Unlike the FDA in the US, the EMA itself does not carry out day-to-day operational matters itself. Representatives of the
member states serve as members of the EMA's management board, and the EMA's six scientific committees and network of 4500
scientific experts are also nominated by the member states.
From the pharma industry's point of view, the most high-profile role for the EMA is coordinating the centralised authorisation
procedure for medicines, which results in a single marketing authorisation that is valid in all member states and EEA countries.
This regulatory procedure is compulsory for biotech medicines, which represent a growing percentage of the drug output of
major companies. Applications for the centralised procedure are submitted directly to the EMA where they are evaluated by
scientific committees. After this, the committee adopts an opinion on whether the medicine should be marketed or not—a process
that can take up to 210 days. The opinion is then sent to the EC, which is the ultimate body for granting marketing authorisations
in the EU. This last process is almost a formality; no opinion has ever been overturned by the EC. Once the marketing authorisation
has been granted, a company can begin to market the product across the EU.
Adapting to EU expansion
One of the challenges for the EMA in coordinating the centralised procedure is that the EU has expanded considerably since
its inception in 1995 (see Table I). Therefore, the EMA has had to bear in mind that its decisions have a wider impact on an ever-increasing population of patients.

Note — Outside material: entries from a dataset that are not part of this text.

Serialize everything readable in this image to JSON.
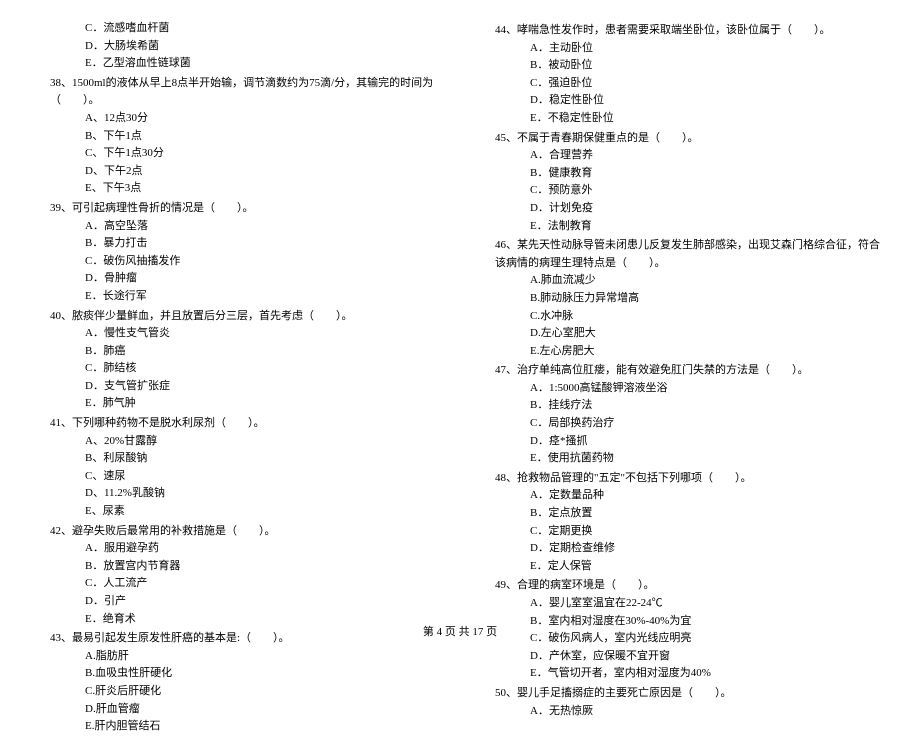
{
  "left": {
    "q37_options": [
      "C．流感嗜血杆菌",
      "D．大肠埃希菌",
      "E．乙型溶血性链球菌"
    ],
    "q38": {
      "stem": "38、1500ml的液体从早上8点半开始输，调节滴数约为75滴/分，其输完的时间为（　　）。",
      "options": [
        "A、12点30分",
        "B、下午1点",
        "C、下午1点30分",
        "D、下午2点",
        "E、下午3点"
      ]
    },
    "q39": {
      "stem": "39、可引起病理性骨折的情况是（　　）。",
      "options": [
        "A．高空坠落",
        "B．暴力打击",
        "C．破伤风抽搐发作",
        "D．骨肿瘤",
        "E．长途行军"
      ]
    },
    "q40": {
      "stem": "40、脓痰伴少量鲜血，并且放置后分三层，首先考虑（　　）。",
      "options": [
        "A．慢性支气管炎",
        "B．肺癌",
        "C．肺结核",
        "D．支气管扩张症",
        "E．肺气肿"
      ]
    },
    "q41": {
      "stem": "41、下列哪种药物不是脱水利尿剂（　　）。",
      "options": [
        "A、20%甘露醇",
        "B、利尿酸钠",
        "C、速尿",
        "D、11.2%乳酸钠",
        "E、尿素"
      ]
    },
    "q42": {
      "stem": "42、避孕失败后最常用的补救措施是（　　）。",
      "options": [
        "A．服用避孕药",
        "B．放置宫内节育器",
        "C．人工流产",
        "D．引产",
        "E．绝育术"
      ]
    },
    "q43": {
      "stem": "43、最易引起发生原发性肝癌的基本是:（　　）。",
      "options": [
        "A.脂肪肝",
        "B.血吸虫性肝硬化",
        "C.肝炎后肝硬化",
        "D.肝血管瘤",
        "E.肝内胆管结石"
      ]
    }
  },
  "right": {
    "q44": {
      "stem": "44、哮喘急性发作时，患者需要采取端坐卧位，该卧位属于（　　）。",
      "options": [
        "A．主动卧位",
        "B．被动卧位",
        "C．强迫卧位",
        "D．稳定性卧位",
        "E．不稳定性卧位"
      ]
    },
    "q45": {
      "stem": "45、不属于青春期保健重点的是（　　）。",
      "options": [
        "A．合理营养",
        "B．健康教育",
        "C．预防意外",
        "D．计划免疫",
        "E．法制教育"
      ]
    },
    "q46": {
      "stem": "46、某先天性动脉导管未闭患儿反复发生肺部感染，出现艾森门格综合征，符合该病情的病理生理特点是（　　）。",
      "options": [
        "A.肺血流减少",
        "B.肺动脉压力异常增高",
        "C.水冲脉",
        "D.左心室肥大",
        "E.左心房肥大"
      ]
    },
    "q47": {
      "stem": "47、治疗单纯高位肛瘘，能有效避免肛门失禁的方法是（　　）。",
      "options": [
        "A．1:5000高锰酸钾溶液坐浴",
        "B．挂线疗法",
        "C．局部换药治疗",
        "D．痉*搔抓",
        "E．使用抗菌药物"
      ]
    },
    "q48": {
      "stem": "48、抢救物品管理的\"五定\"不包括下列哪项（　　）。",
      "options": [
        "A．定数量品种",
        "B．定点放置",
        "C．定期更换",
        "D．定期检查维修",
        "E．定人保管"
      ]
    },
    "q49": {
      "stem": "49、合理的病室环境是（　　）。",
      "options": [
        "A．婴儿室室温宜在22-24℃",
        "B．室内相对湿度在30%-40%为宜",
        "C．破伤风病人，室内光线应明亮",
        "D．产休室，应保暖不宜开窗",
        "E．气管切开者，室内相对湿度为40%"
      ]
    },
    "q50": {
      "stem": "50、婴儿手足搐搦症的主要死亡原因是（　　）。",
      "options": [
        "A．无热惊厥"
      ]
    }
  },
  "footer": "第 4 页 共 17 页"
}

Creating a robust regulatory system for the EU was never considered a straightforward task, but the EMA has faced the additional
challenge of a growing number of regulatory partners to interact with and oversee. As its remit widens to taken on new European
countries, the agency must also rely on regulatory bodies in entrant countries for operational matters. While there is an
expectation that these bodies will work to the same standards as more long-standing members, they will inevitably lack the
same level of experience.
Table I: EU expansion.
The EU has always been characterised by expansion and the political drive to pursue this strategy continues to have a knock-on
effect on the EMA's workload. However, the EMA has become adept at planning in advance for future expansion, particularly
since May 2004 when the EU expanded to take in 10 new countries with a combined population of almost 75 million (1,2). It
was around this time that the agency's founding legislation was also changed to reflect its expanding role with Regulation
(EC) No 726/2004 replacing Regulation (EEC) No 2309/93 (3).
After the signing of their respective accession treaties, the national authorities of the candidate countries were invited
to send observers to the EMA's scientific committees and working parties, with effect from April 2003 (4). As well as ensuring
that the national agencies of entrant countries became familiarised with EMA processes and standards, preparations also had
to be made for the translation of EMA documents into new languages. During 2003, the agency's website was updated with an
estimated 10000 new documents (4). The EMA was also tasked with ensuring that the new regulatory authorities were linked to
EudraNet (the European Telecommunication Network in Pharmaceuticals), an IT platform that enables scientific experts, policy
makers and other designated staff to have a secure electronic environment to exchange and share information on a pan-European
basis (5). There was also a need to recruit and train new staff; some of this training was achieved through the secondment
of national experts from accession countries. At this point in time, Bulgaria and Romania were not part of the EU, but due
to the short timeframe for them to join, the EMA also started cooperating with their national agencies.